Com o passar dos anos, os moradores investiram em jardinagem para deixar suas casas mais agradáveis e a administração do condomínio também investiu em paisagismo e no plantio de árvores, criando de forma não planejada pequenos corredores de vegetação. As nascentes d’água que abastecem os lagos do condomínio também foram protegidas pelo aumento do verde. Esse aumento da vegetação do local foi descrito em um trabalho de pós-graduação da Universidade de São Paulo, publicado em 2015, onde consta que em 1978 a cobertura arbórea no condomínio era de apenas 2,7%, evoluindo para 12,9% em 1994 e para 15,5% em 2012. Temos convicção que atualmente essa taxa é bem maior, mas não temos dados atualizados.
Como observadores de aves atentos, fomos percebendo que, com o aumento da vegetação, também estava ocorrendo o aumento de espécies de aves que visitavam o condomínio, o que nos motivou a fazer passarinhadas em nosso pequeno quintal e nas ruas próximas de nossa casa.
Durante anos, fomos fazendo o registro fotográfico das espécies no condomínio e sempre era uma vitória e uma alegria quando conseguíamos uma nova para o local – um lifer.
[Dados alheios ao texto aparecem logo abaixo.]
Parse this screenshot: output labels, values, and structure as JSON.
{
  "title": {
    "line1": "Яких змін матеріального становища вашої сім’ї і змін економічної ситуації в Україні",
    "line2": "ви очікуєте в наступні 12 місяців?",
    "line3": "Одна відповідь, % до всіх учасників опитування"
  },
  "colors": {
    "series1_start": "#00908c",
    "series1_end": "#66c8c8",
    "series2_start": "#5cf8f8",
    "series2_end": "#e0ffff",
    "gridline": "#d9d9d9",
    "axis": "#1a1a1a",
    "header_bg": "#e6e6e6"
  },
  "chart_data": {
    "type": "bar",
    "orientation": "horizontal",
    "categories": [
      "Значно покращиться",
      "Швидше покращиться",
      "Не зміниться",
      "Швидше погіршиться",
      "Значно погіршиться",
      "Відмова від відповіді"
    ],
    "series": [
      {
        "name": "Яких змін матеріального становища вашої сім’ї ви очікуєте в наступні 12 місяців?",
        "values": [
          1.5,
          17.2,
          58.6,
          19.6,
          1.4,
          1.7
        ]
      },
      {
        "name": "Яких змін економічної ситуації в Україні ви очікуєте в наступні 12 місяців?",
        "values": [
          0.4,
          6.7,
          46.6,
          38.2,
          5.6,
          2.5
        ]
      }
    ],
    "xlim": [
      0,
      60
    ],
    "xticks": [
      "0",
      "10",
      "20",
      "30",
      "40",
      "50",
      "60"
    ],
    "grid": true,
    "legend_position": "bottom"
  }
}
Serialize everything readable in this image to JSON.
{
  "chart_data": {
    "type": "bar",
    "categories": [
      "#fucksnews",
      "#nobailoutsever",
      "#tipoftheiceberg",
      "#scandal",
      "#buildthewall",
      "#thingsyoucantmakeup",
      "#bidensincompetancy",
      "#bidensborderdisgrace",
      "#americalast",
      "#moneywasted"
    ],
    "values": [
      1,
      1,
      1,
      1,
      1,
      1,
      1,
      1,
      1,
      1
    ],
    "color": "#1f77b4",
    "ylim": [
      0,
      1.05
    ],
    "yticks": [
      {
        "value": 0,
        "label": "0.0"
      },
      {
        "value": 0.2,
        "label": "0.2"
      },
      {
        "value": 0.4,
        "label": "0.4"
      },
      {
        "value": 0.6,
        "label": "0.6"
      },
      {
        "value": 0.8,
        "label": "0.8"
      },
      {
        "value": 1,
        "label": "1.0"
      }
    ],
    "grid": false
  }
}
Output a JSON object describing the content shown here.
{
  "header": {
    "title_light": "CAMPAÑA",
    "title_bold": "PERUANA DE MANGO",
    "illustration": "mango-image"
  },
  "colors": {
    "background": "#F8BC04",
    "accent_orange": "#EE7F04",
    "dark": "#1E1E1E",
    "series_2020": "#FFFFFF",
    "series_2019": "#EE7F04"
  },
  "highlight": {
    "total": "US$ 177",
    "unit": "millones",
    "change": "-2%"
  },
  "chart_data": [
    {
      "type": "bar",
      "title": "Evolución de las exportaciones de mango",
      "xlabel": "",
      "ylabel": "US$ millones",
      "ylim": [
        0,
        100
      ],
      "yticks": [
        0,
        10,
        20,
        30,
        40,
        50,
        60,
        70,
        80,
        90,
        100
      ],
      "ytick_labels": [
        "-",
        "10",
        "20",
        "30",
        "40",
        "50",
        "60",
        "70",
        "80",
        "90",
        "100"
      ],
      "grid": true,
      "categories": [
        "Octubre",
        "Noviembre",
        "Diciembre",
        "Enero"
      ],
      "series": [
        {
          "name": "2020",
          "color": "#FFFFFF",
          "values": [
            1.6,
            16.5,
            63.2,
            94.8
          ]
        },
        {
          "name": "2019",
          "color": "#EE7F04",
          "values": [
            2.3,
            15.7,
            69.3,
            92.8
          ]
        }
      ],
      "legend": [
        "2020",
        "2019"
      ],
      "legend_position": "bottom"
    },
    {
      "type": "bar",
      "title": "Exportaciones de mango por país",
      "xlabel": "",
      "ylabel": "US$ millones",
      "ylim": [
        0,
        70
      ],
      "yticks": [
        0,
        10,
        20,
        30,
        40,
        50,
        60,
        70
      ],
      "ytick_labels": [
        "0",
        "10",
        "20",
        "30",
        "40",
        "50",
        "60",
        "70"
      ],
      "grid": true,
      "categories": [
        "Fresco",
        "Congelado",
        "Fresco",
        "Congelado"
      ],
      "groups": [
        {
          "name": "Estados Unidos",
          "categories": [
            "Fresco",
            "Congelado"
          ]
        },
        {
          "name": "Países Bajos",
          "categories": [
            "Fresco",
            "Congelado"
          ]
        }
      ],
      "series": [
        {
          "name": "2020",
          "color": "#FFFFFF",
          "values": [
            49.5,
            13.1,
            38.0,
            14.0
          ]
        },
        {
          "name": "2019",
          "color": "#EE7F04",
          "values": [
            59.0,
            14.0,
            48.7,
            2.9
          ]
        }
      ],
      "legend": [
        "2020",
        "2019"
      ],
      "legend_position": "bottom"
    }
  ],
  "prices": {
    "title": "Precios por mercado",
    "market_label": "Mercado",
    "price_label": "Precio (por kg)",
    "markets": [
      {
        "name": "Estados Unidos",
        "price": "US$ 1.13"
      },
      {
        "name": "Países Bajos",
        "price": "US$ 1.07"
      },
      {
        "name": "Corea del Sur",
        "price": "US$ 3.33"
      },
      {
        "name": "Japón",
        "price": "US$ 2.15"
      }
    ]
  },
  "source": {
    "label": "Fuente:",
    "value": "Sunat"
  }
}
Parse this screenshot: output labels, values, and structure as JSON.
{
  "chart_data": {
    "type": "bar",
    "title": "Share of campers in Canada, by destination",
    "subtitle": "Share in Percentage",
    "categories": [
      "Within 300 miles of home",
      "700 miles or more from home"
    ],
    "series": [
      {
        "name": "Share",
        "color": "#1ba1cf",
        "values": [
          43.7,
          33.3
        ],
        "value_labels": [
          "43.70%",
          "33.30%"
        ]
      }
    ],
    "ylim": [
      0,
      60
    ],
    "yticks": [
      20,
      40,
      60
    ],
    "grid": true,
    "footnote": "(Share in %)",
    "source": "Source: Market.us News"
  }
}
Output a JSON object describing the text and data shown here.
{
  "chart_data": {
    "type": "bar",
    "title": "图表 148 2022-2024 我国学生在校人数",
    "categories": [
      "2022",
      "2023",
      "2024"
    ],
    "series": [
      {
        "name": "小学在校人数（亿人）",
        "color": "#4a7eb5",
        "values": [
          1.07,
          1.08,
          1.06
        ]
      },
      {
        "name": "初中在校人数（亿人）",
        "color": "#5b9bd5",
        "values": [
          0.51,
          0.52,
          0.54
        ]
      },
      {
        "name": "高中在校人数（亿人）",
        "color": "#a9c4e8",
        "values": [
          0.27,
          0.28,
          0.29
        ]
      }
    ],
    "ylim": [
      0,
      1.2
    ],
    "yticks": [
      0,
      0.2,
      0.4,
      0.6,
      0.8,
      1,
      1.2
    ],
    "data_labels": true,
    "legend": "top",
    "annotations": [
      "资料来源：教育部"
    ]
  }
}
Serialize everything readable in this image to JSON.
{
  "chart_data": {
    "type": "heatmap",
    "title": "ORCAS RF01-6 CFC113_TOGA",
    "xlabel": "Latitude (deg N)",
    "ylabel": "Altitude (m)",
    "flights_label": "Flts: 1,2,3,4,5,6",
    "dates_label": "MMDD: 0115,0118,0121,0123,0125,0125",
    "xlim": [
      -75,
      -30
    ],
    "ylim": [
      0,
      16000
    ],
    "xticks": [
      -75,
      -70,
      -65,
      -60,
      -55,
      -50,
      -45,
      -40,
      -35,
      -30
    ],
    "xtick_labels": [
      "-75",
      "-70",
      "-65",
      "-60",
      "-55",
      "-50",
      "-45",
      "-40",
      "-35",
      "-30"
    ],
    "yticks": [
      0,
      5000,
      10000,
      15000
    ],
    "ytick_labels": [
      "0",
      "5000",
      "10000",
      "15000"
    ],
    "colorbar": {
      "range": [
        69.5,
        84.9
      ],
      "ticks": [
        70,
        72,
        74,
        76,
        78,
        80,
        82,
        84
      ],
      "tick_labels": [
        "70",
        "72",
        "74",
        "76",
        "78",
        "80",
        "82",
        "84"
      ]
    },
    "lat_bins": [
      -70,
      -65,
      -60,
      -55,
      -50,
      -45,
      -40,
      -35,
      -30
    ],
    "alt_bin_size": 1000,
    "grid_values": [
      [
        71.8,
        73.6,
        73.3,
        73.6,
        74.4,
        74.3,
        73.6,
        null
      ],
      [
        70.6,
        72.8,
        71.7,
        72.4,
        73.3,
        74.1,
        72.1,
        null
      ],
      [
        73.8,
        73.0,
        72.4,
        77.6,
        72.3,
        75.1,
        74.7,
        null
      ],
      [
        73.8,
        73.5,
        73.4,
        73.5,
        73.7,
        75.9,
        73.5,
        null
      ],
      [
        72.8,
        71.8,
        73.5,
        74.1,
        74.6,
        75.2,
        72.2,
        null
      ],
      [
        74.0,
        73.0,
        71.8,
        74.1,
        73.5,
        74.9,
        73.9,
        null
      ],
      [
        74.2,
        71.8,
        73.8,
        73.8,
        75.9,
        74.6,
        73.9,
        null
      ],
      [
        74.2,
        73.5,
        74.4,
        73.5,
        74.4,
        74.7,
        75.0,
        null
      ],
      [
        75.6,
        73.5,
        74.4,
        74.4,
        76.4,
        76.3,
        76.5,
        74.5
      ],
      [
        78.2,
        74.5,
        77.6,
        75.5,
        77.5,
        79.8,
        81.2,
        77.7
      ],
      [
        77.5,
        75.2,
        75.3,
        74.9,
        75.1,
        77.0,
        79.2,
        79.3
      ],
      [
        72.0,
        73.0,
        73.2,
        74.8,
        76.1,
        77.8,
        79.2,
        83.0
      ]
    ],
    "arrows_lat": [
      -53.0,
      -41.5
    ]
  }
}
Há seis meses, resolvemos compilar e contar as espécies registradas no local e nos surpreendemos com mais de 100 já fotografadas – hoje temos 115.
Por se tratar de um condomínio residencial – não são chácaras -, é surpreendente para nós a quantidade de 115 espécies de aves em um espaço tão pequeno. Acreditamos que isso esteja diretamente relacionado ao crescente aumento da vegetação no local e à oferta de água do lago.
Muitos foram os registros que nos encheram de alegria. Só para dar uma ideia, fotografamos a coruja-orelhuda, a figuinha de-rabo-castanho, saíra-de-chapéu-preto e o petrim no fundo do nosso quintal e a corujinha-do-mato, o picapauzinho-verde-carijó e a maracanã-pequena em frente de nossa garagem. Ah, sem esquecer de mencionar o tuju que todo ano sobrevoa o nosso quintal ao entardecer e os bem-te-vis que frequentam diariamente nosso gramado e nos brindam com seus topetes amarelos abertos.
Registramos também uma preciosidade: o gavião-pombo-pequeno, ave rara, endêmica da Mata Atlântica e ameaçada de extinção em todos os Estados de ocorrência. Esse registro foi motivo de uma matéria no site Terra da Gente do portal G1.
São também muitas as visitas anuais para nidificação: bandos de gaturamo-rei, que permanecem pelo menos por três meses, saí-andorinha, tesourinha, garibaldi, dentre outros. Algumas outras espécies param no condomínio para descanso e alimentação, algumas no processo migratório – guaracava-grande, príncipe, talha-mar, irerê, tapicuru.
Também foi uma grande emoção registrar a águia-pescadora no lago do condomínio, que aqui permaneceu por um mês dando seu espetáculo na captura das tilápias para sua alimentação.
Nesse ano, tivemos a ideia de criar uma página no Facebook, Aves do Vista Alegre, para compartilhar com nossos vizinhos a diversidade e a beleza das aves que temos pertinho de nós. Nessa página, publicamos única e exclusivamente fotos que realizamos dentro do condomínio.
Pudemos observar que essa diversidade de espécies não era percebida pelos moradores. Com a criação da página, muitos têm se interessado e compartilhado conosco suas experiencias e avistamentos. Está sendo muito gratificante ver o envolvimento das pessoas.
Esperamos que essa iniciativa também motive outras pessoas a observarem e registrarem os pássaros de seu bairro. Com certeza, vão se surpreender com a quantidade de espécies que habitam bem pertinho de você.
A famosa frase, “conhecer para preservar” é uma verdade absoluta.